US businesses are not happy with the progress Brexit is making to complete the negotiations.
The Brexit team is taking its time to negotiate, whereas time is running out, which is upsetting the European Union.
American perspective is different from the British perspective as seen from the following statement:
“Brexit has caused a lot of uncertainty, a lot of confusion,” Emanuel Adam, director of trade and policy at British American Business, says. The transatlantic network, which represents more than 2,000 companies, asked its members if they thought Britain should leave the EU - 95% said no.
Fourteen months after the referendum, they are trying to adjust to an uncomfortable political reality.
Some of its American members have been working to anticipate the different types of Brexit and what they would mean. “That costs a lot of time and effort,” Adam adds. “That has, at least in certain cases, delayed investment decisions.”

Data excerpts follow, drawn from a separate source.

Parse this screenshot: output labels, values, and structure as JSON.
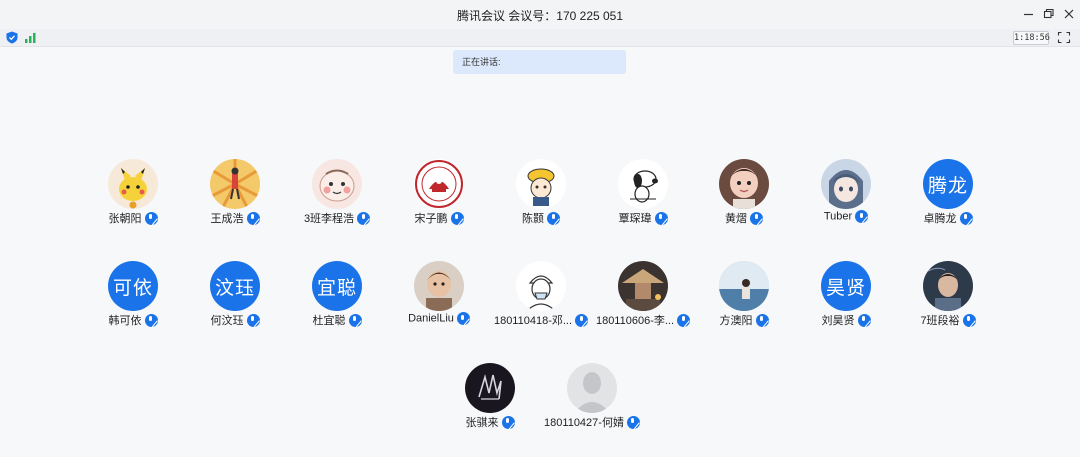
{
  "window": {
    "title": "腾讯会议 会议号：170 225 051"
  },
  "toolbar": {
    "timer": "1:18:56",
    "icons": [
      "shield-icon",
      "signal-icon",
      "fullscreen-icon"
    ]
  },
  "speaking": {
    "label": "正在讲话:"
  },
  "colors": {
    "accent": "#1a73e8",
    "speaking_bg": "#dce8fb"
  },
  "participants": [
    {
      "name": "张朝阳",
      "avatar": "pikachu-avatar"
    },
    {
      "name": "王成浩",
      "avatar": "sunburst-avatar"
    },
    {
      "name": "3班李程浩",
      "avatar": "cartoon-face-avatar"
    },
    {
      "name": "宋子鹏",
      "avatar": "seal-avatar"
    },
    {
      "name": "陈颢",
      "avatar": "yellow-hat-avatar"
    },
    {
      "name": "覃琛瑋",
      "avatar": "snoopy-avatar"
    },
    {
      "name": "黄熠",
      "avatar": "baby-photo-avatar"
    },
    {
      "name": "Tuber",
      "avatar": "anime-avatar"
    },
    {
      "name": "卓腾龙",
      "avatar_text": "腾龙"
    },
    {
      "name": "韩可依",
      "avatar_text": "可依"
    },
    {
      "name": "何汶珏",
      "avatar_text": "汶珏"
    },
    {
      "name": "杜宜聪",
      "avatar_text": "宜聪"
    },
    {
      "name": "DanielLiu",
      "avatar": "child-photo-avatar"
    },
    {
      "name": "180110418-邓...",
      "avatar": "sketch-avatar"
    },
    {
      "name": "180110606-李...",
      "avatar": "straw-hat-avatar"
    },
    {
      "name": "方澳阳",
      "avatar": "sea-photo-avatar"
    },
    {
      "name": "刘昊贤",
      "avatar_text": "昊贤"
    },
    {
      "name": "7班段裕",
      "avatar": "portrait-avatar"
    },
    {
      "name": "张骐来",
      "avatar": "dark-art-avatar"
    },
    {
      "name": "180110427-何婧",
      "avatar": "default-person-avatar"
    }
  ]
}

Brexit is ambiguous. The UK could, as now weakened Prime Minister Theresa May still aims, leave the Single Market and the Customs Union and restart its trading relationship with the world. Or it could stay in both and remain party to EU deals.
Whether politicians are for or against Brexit, they have come to understand its success or failure by how fast the UK can agree trade deals once it leaves the EU.
Voices from the UK-US business community have told HuffPost UK Brexit’s threat to existing arrangements looms larger than any opportunity for better trading it might present. Adam says, despite potential advantages of a new US/UK deal after a Hard Brexit, BAB’s members “more and more” would prefer Britain remain in the Single Market and Customs Union.
He says: “If we could take out the uncertainty that’s being created by Brexit; especially when it comes to the future access to the Single Market and Customs Union, that would be the perfect scenario for US business. But we do acknowledge the political situation is currently different one.”